In the religion of AGW, Human Caused Global Warming, if facts don't fit the theology, the facts must change, not the theology.

Amazingly, it is easy to change the facts to fit the desired thesis; easier than deliberately altering an experiment. Writing in the Financial Post, Lawrence Solomon reports how a Green Party activist, a fervent believer in global warming, was troubled by the existence of evidence that previous global warming had occurred 1000 years ago during the Middle Ages, a time of human blossoming, increased food supply and better living after the cold, aptly named Dark Ages.

What to do? Change his high priestly role in the religion of Global Warming? Nope. All he had to do was rewrite the facts as they existed in Wikipedia, the online user written encyclopedia.

Facts didn't validate the theology of global warming? No problem--eliminate them. Unbelievers were punished with the Wiki equivalent of being burnt at the stake--their articles were removed or changed without permission or the ultimate punishment...banishment from Wiki! Voila! New phony facts--the perfect oxymoron--that magically proved the new theology!

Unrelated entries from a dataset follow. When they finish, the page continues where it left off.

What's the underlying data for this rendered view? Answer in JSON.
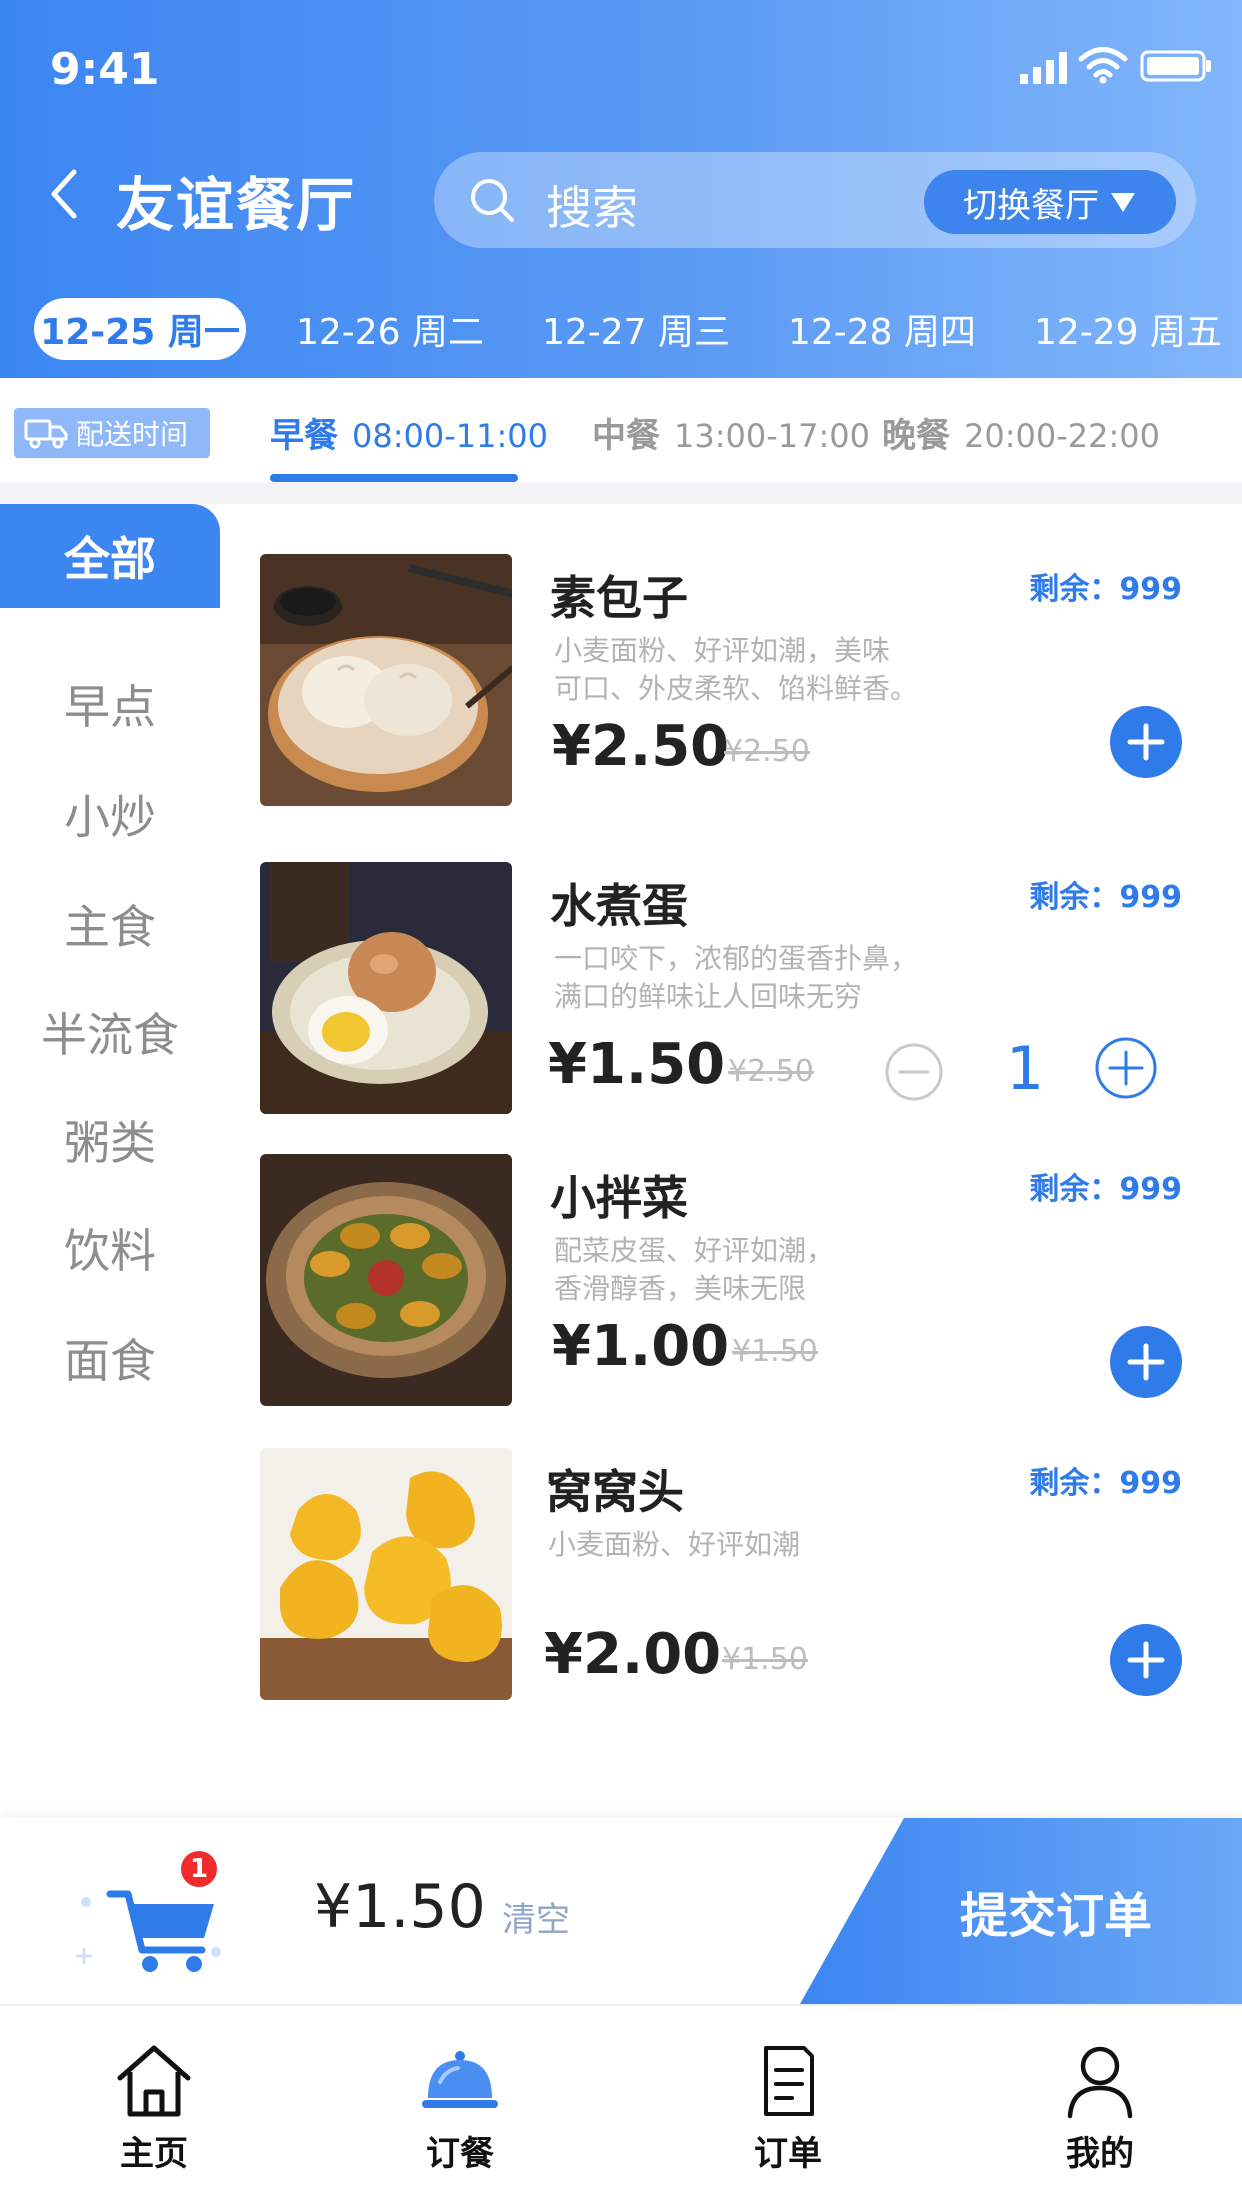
{
  "status_bar": {
    "time": "9:41"
  },
  "header": {
    "title": "友谊餐厅",
    "search_placeholder": "搜索",
    "switch_label": "切换餐厅"
  },
  "date_tabs": [
    {
      "label": "12-25  周一",
      "active": true
    },
    {
      "label": "12-26  周二",
      "active": false
    },
    {
      "label": "12-27  周三",
      "active": false
    },
    {
      "label": "12-28  周四",
      "active": false
    },
    {
      "label": "12-29  周五",
      "active": false
    }
  ],
  "meal_bar": {
    "delivery_label": "配送时间",
    "meals": [
      {
        "name": "早餐",
        "time": "08:00-11:00",
        "active": true
      },
      {
        "name": "中餐",
        "time": "13:00-17:00",
        "active": false
      },
      {
        "name": "晚餐",
        "time": "20:00-22:00",
        "active": false
      }
    ]
  },
  "categories": [
    {
      "label": "全部",
      "active": true
    },
    {
      "label": "早点",
      "active": false
    },
    {
      "label": "小炒",
      "active": false
    },
    {
      "label": "主食",
      "active": false
    },
    {
      "label": "半流食",
      "active": false
    },
    {
      "label": "粥类",
      "active": false
    },
    {
      "label": "饮料",
      "active": false
    },
    {
      "label": "面食",
      "active": false
    }
  ],
  "food_items": [
    {
      "name": "素包子",
      "stock": "剩余：999",
      "desc_line1": "小麦面粉、好评如潮，美味",
      "desc_line2": "可口、外皮柔软、馅料鲜香。",
      "price": "¥2.50",
      "old_price": "¥2.50",
      "photo_icon": "steamed-buns"
    },
    {
      "name": "水煮蛋",
      "stock": "剩余：999",
      "desc_line1": "一口咬下，浓郁的蛋香扑鼻，",
      "desc_line2": "满口的鲜味让人回味无穷",
      "price": "¥1.50",
      "old_price": "¥2.50",
      "quantity": "1",
      "photo_icon": "boiled-eggs"
    },
    {
      "name": "小拌菜",
      "stock": "剩余：999",
      "desc_line1": "配菜皮蛋、好评如潮，",
      "desc_line2": "香滑醇香，美味无限",
      "price": "¥1.00",
      "old_price": "¥1.50",
      "photo_icon": "century-egg-salad"
    },
    {
      "name": "窝窝头",
      "stock": "剩余：999",
      "desc_line1": "小麦面粉、好评如潮",
      "desc_line2": "",
      "price": "¥2.00",
      "old_price": "¥1.50",
      "photo_icon": "cornbread-buns"
    }
  ],
  "cart": {
    "badge_count": "1",
    "total": "¥1.50",
    "clear_label": "清空",
    "submit_label": "提交订单"
  },
  "tab_bar": [
    {
      "label": "主页",
      "icon": "home-icon"
    },
    {
      "label": "订餐",
      "icon": "cloche-icon"
    },
    {
      "label": "订单",
      "icon": "document-icon"
    },
    {
      "label": "我的",
      "icon": "user-icon"
    }
  ],
  "colors": {
    "primary": "#2f7be9",
    "header_start": "#3c86f2",
    "header_end": "#82b6fb",
    "badge_red": "#f02b2b"
  }
}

U.K. scientist and Green Party activist William Connolley would take on particularly crucial duties.

Connolley took control of all things climate in the most used information source the world has ever known - Wikipedia. Starting in February 2003, just when opposition to the claims of the band members were beginning to gel, Connolley set to work on the Wikipedia site. He rewrote Wikipedia's articles on global warming, on the greenhouse effect, on the instrumental temperature record, on the urban heat island, on climate models, on global cooling. On Feb. 14, he began to erase the Little Ice Age; on Aug.11, the Medieval Warm Period. In October, he turned his attention to the hockey stick graph. He rewrote articles on the politics of global warming and on the scientists who were skeptical of the band. Richard Lindzen and Fred Singer, two of the world's most distinguished climate scientists, were among his early targets, followed by others that the band especially hated, such as Willie Soon and Sallie Baliunas of the Harvard-Smithsonian Center for Astrophysics, authorities on the Medieval Warm Period.

All told, Connolley created or rewrote 5,428 unique Wikipedia articles. His control over Wikipedia was greater still, however, through the role he obtained at Wikipedia as a website administrator, which allowed him to act with virtual impunity. When Connolley didn't like the subject of a certain article, he removed it - more than 500 articles of various descriptions disappeared at his hand. When he disapproved of the arguments that others were making, he often had them barred - over 2,000 Wikipedia contributors who ran afoul of him found themselves blocked from making further contributions.


This certainly isn't the scientific method I was taught in elementary school.